Triple M syndrome is a well-known complication of pembrolizumab and other immune checkpoint inhibition (ICI) therapy that entails three components, namely, myocarditis, myositis, and myasthenia gravis
APA
Albastaki E, Rishu R, et al. (2025). Triple M Syndrome After Immune Checkpoint Inhibition: A Rare and Life-Threatening Triad of Myocarditis, Myositis, and Myasthenia Gravis.. Cureus, 17(11), e96514. https://doi.org/10.7759/cureus.96514
MLA
Albastaki E, et al.. "Triple M Syndrome After Immune Checkpoint Inhibition: A Rare and Life-Threatening Triad of Myocarditis, Myositis, and Myasthenia Gravis.." Cureus, vol. 17, no. 11, 2025, pp. e96514.
PMID
41393647
Abstract
Triple M syndrome is a well-known complication of pembrolizumab and other immune checkpoint inhibition (ICI) therapy that entails three components, namely, myocarditis, myositis, and myasthenia gravis, which can present independently or as part of an overlap syndrome. We present the case of an 80-year-old patient with stage 3C non-small cell lung carcinoma who complained of bulbar and ocular symptoms after the second cycle of pembrolizumab. Based on the integrated clinical picture and comprehensive biochemical markers, a provisional diagnosis of triple M syndrome was established. The patient was initiated on immunomodulatory therapy consisting of intravenous methylprednisolone and intravenous immunoglobulin (IVIG), administered over a five-day course. Despite first-line immunotherapy, the patient's condition deteriorated within four days of hospital admission. Plasmapheresis was considered but deemed unfeasible due to being too unstable to transfer to the tertiary centre to provide this. Given the lack of therapeutic response, the multidisciplinary team, in agreement with the patient's family, elected to transition the goals of care toward palliation and symptom-focused management.
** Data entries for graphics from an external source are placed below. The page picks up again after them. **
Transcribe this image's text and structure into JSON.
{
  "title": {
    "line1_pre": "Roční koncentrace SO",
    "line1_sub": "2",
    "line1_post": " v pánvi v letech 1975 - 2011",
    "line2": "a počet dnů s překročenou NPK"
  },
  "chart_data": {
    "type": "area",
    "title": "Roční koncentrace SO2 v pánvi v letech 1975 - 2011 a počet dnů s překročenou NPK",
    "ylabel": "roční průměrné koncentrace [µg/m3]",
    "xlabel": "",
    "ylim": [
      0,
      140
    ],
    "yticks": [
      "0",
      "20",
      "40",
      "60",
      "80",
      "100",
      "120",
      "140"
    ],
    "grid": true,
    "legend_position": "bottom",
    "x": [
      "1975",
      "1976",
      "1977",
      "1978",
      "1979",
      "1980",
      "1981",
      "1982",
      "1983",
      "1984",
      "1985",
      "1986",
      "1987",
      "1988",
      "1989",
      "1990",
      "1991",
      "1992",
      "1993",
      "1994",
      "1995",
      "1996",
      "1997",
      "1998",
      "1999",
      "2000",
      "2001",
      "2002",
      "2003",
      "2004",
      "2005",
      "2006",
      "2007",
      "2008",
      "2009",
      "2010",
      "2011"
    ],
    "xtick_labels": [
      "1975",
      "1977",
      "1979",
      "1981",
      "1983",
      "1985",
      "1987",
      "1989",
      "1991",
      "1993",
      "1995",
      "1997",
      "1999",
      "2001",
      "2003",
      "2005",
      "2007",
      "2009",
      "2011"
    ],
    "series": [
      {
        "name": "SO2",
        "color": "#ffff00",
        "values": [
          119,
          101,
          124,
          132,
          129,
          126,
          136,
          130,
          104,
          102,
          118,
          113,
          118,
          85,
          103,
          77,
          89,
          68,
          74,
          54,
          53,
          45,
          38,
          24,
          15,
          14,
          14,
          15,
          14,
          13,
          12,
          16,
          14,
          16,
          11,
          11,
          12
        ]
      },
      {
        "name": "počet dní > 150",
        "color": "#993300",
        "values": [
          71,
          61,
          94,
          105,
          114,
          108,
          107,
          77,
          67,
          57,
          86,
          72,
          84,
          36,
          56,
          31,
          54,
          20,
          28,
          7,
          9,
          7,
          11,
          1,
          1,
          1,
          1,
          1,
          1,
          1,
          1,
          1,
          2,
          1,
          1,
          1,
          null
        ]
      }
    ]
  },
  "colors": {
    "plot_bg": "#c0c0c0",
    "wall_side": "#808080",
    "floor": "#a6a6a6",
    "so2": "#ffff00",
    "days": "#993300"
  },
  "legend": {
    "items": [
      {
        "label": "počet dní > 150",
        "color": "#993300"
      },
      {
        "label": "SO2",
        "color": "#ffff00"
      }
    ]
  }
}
This case report, together with previous reports, underscores the critical importance of maintaining a high index of suspicion for triple M syndrome and initiating prompt intervention in patients receiving ICI therapy. Early identification and timely management are essential for optimizing clinical outcomes and are pivotal in preventing mortality.